"Foxcatcher" est un film assez étonnant dans son ensemble, car il joue sur les silences, les non-dits, le mystère permanent, une atmosphère glaçante et une mise en scène redoutablement classique, se refusant à utiliser des artifices ou bien une overdose de musiques et de dialogues explicatifs lourds. Ces choix narratifs, déconcertants au début, s'avèrent efficaces, malgré un démarrage trop long et quelques lenteurs ici et là dans le récit. Au niveau du scénario, structuré en 3 temps
(la complicité naissante et paternelle entre Mark et John, l'aspect possessif et illusoire de cette relation, la destruction psychologique des 2 hommes)
, le film aborde intelligemment une multitude de thématiques passionnantes
(la lutte à la notoriété faible voire nulle, le besoin de l'Amérique d'avoir des héros, l'influence néfaste d'une mère qui rabaisse sans cesse son fils, les folies permises par le trop-plein d'argent, le rêve américain brisé, l’ambiguïté sur l'homosexualité de Mark et John difficilement révélable à cette époque et donc contenue)
, le tout dans un petit jeu habile de manipulation
(celle de faire croire que John est un gentil et que Dave supervise son frère pour mieux s'assurer qu'il restera de niveau inférieur, alors qu'en réalité c'est tout l'inverse)
donnant des scènes flippantes
(le vélo, la mère qui assiste à l'entraînement, les négociations, le meurtre brutal et froid de Dave par John, etc...)
. La qualité du film réside aussi dans la prestation XXL de Steve Carell, sorte d'ombre omniprésente, silencieuse, glaçante, lunatique, cachant systématiquement ce qu'il pense et au profil effrayant
(le nez est monstrueux, le visage est marqué)

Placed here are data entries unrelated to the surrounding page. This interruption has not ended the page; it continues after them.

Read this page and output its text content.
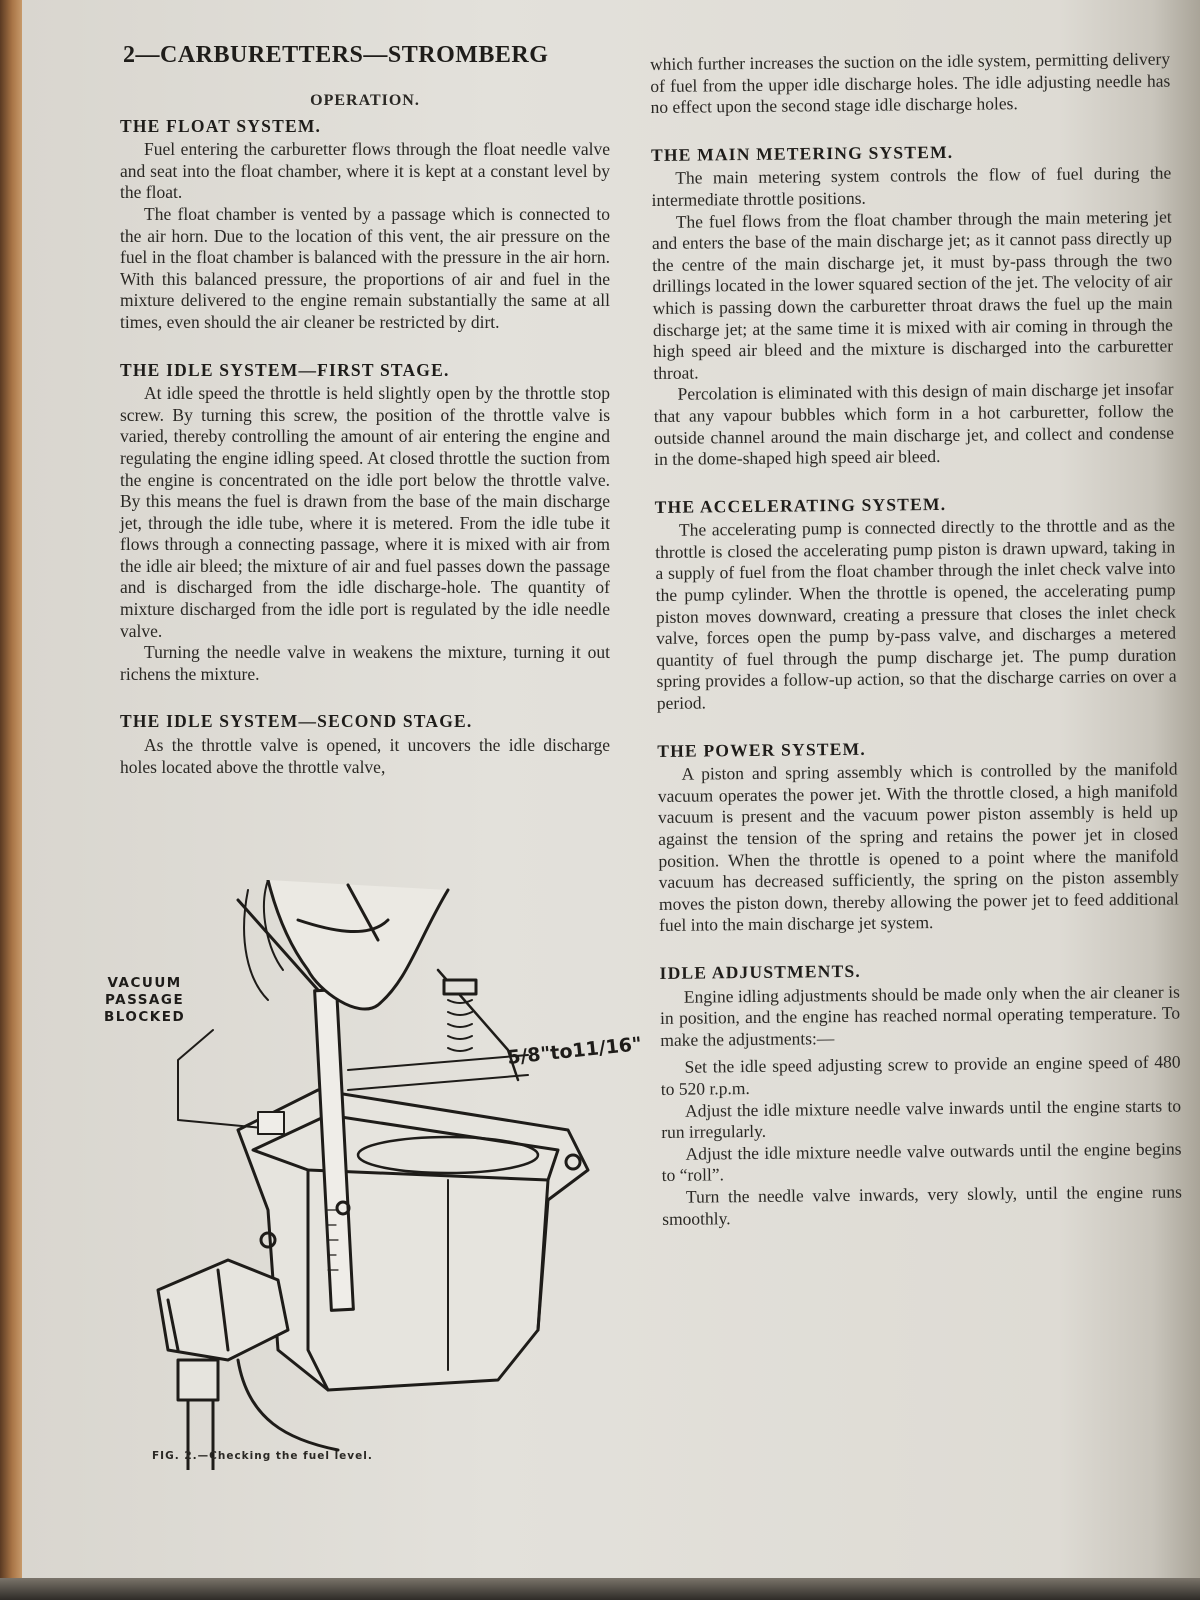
2—CARBURETTERS—STROMBERG
OPERATION.
THE FLOAT SYSTEM.

Fuel entering the carburetter flows through the float needle valve and seat into the float chamber, where it is kept at a constant level by the float.

The float chamber is vented by a passage which is connected to the air horn. Due to the location of this vent, the air pressure on the fuel in the float chamber is balanced with the pressure in the air horn. With this balanced pressure, the proportions of air and fuel in the mixture delivered to the engine remain substantially the same at all times, even should the air cleaner be restricted by dirt.

THE IDLE SYSTEM—FIRST STAGE.

At idle speed the throttle is held slightly open by the throttle stop screw. By turning this screw, the position of the throttle valve is varied, thereby controlling the amount of air entering the engine and regulating the engine idling speed. At closed throttle the suction from the engine is concentrated on the idle port below the throttle valve. By this means the fuel is drawn from the base of the main discharge jet, through the idle tube, where it is metered. From the idle tube it flows through a connecting passage, where it is mixed with air from the idle air bleed; the mixture of air and fuel passes down the passage and is discharged from the idle discharge-hole. The quantity of mixture discharged from the idle port is regulated by the idle needle valve.

Turning the needle valve in weakens the mixture, turning it out richens the mixture.

THE IDLE SYSTEM—SECOND STAGE.

As the throttle valve is opened, it uncovers the idle discharge holes located above the throttle valve,

VACUUM
PASSAGE
BLOCKED
5/8"to11/16"
FIG. 2.—Checking the fuel level.

which further increases the suction on the idle system, permitting delivery of fuel from the upper idle discharge holes. The idle adjusting needle has no effect upon the second stage idle discharge holes.

THE MAIN METERING SYSTEM.

The main metering system controls the flow of fuel during the intermediate throttle positions.

The fuel flows from the float chamber through the main metering jet and enters the base of the main discharge jet; as it cannot pass directly up the centre of the main discharge jet, it must by-pass through the two drillings located in the lower squared section of the jet. The velocity of air which is passing down the carburetter throat draws the fuel up the main discharge jet; at the same time it is mixed with air coming in through the high speed air bleed and the mixture is discharged into the carburetter throat.

Percolation is eliminated with this design of main discharge jet insofar that any vapour bubbles which form in a hot carburetter, follow the outside channel around the main discharge jet, and collect and condense in the dome-shaped high speed air bleed.

THE ACCELERATING SYSTEM.

The accelerating pump is connected directly to the throttle and as the throttle is closed the accelerating pump piston is drawn upward, taking in a supply of fuel from the float chamber through the inlet check valve into the pump cylinder. When the throttle is opened, the accelerating pump piston moves downward, creating a pressure that closes the inlet check valve, forces open the pump by-pass valve, and discharges a metered quantity of fuel through the pump discharge jet. The pump duration spring provides a follow-up action, so that the discharge carries on over a period.

THE POWER SYSTEM.

A piston and spring assembly which is controlled by the manifold vacuum operates the power jet. With the throttle closed, a high manifold vacuum is present and the vacuum power piston assembly is held up against the tension of the spring and retains the power jet in closed position. When the throttle is opened to a point where the manifold vacuum has decreased sufficiently, the spring on the piston assembly moves the piston down, thereby allowing the power jet to feed additional fuel into the main discharge jet system.

IDLE ADJUSTMENTS.

Engine idling adjustments should be made only when the air cleaner is in position, and the engine has reached normal operating temperature. To make the adjustments:—

Set the idle speed adjusting screw to provide an engine speed of 480 to 520 r.p.m.

Adjust the idle mixture needle valve inwards until the engine starts to run irregularly.

Adjust the idle mixture needle valve outwards until the engine begins to “roll”.

Turn the needle valve inwards, very slowly, until the engine runs smoothly.
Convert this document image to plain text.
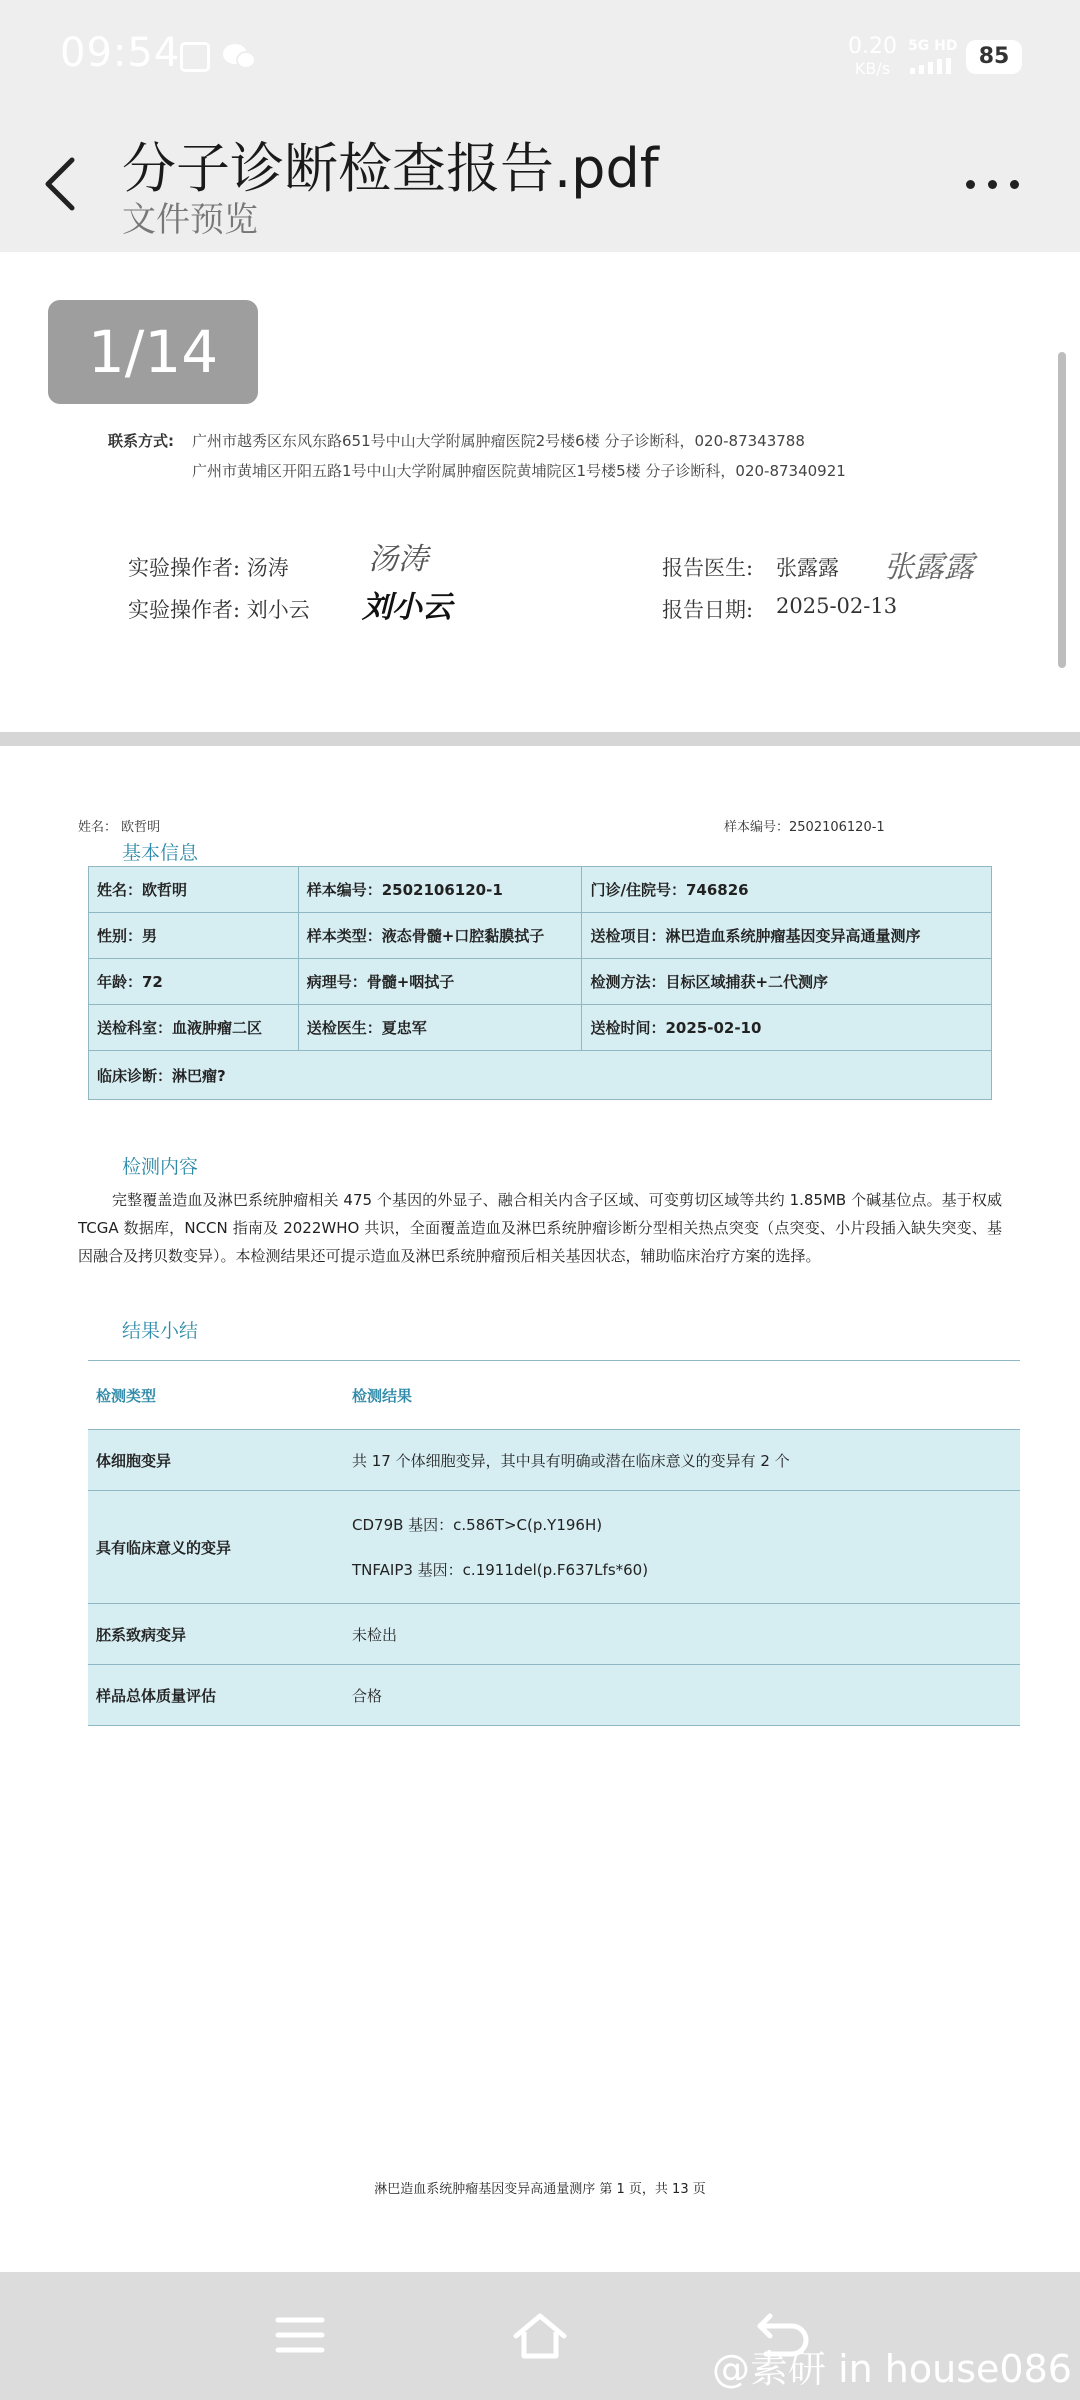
09:54	0.20
KB/s
5G HD 85
分子诊断检查报告.pdf
文件预览
联系方式: 广州市越秀区东风东路651号中山大学附属肿瘤医院2号楼6楼 分子诊断科，020-87343788
广州市黄埔区开阳五路1号中山大学附属肿瘤医院黄埔院区1号楼5楼 分子诊断科，020-87340921
实验操作者: 汤涛	汤涛
实验操作者: 刘小云 刘小云
报告医生: 张露露 张露露
报告日期: 2025-02-13
姓名： 欧哲明	样本编号：2502106120-1
基本信息
姓名：欧哲明	样本编号：2502106120-1	门诊/住院号：746826
性别：男	样本类型：液态骨髓+口腔黏膜拭子	送检项目：淋巴造血系统肿瘤基因变异高通量测序
年龄：72	病理号：骨髓+咽拭子	检测方法：目标区域捕获+二代测序
送检科室：血液肿瘤二区	送检医生：夏忠军	送检时间：2025-02-10
临床诊断：淋巴瘤?		
检测内容
完整覆盖造血及淋巴系统肿瘤相关 475 个基因的外显子、融合相关内含子区域、可变剪切区域等共约 1.85MB 个碱基位点。基于权威 TCGA 数据库，NCCN 指南及 2022WHO 共识，全面覆盖造血及淋巴系统肿瘤诊断分型相关热点突变（点突变、小片段插入缺失突变、基因融合及拷贝数变异）。本检测结果还可提示造血及淋巴系统肿瘤预后相关基因状态，辅助临床治疗方案的选择。
结果小结
检测类型	检测结果
体细胞变异	共 17 个体细胞变异，其中具有明确或潜在临床意义的变异有 2 个
具有临床意义的变异
CD79B 基因：c.586T>C(p.Y196H)
TNFAIP3 基因：c.1911del(p.F637Lfs*60)
胚系致病变异	未检出
样品总体质量评估	合格
淋巴造血系统肿瘤基因变异高通量测序 第 1 页，共 13 页
1/14
@素研 in house086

. Du côté des 2 lutteurs, j'ai préféré l'excellent Mark Ruffalo, lui aussi transformé, à Channing Tatum, pas toujours très expressif. Au final, en dépit de soucis de rythme, "Foxcatcher" est un film brillant dans sa façon de raconter les motivations troubles et perverses de John et les conséquences de celles-ci sur la carrière et la vie de 2 frangins lutteurs.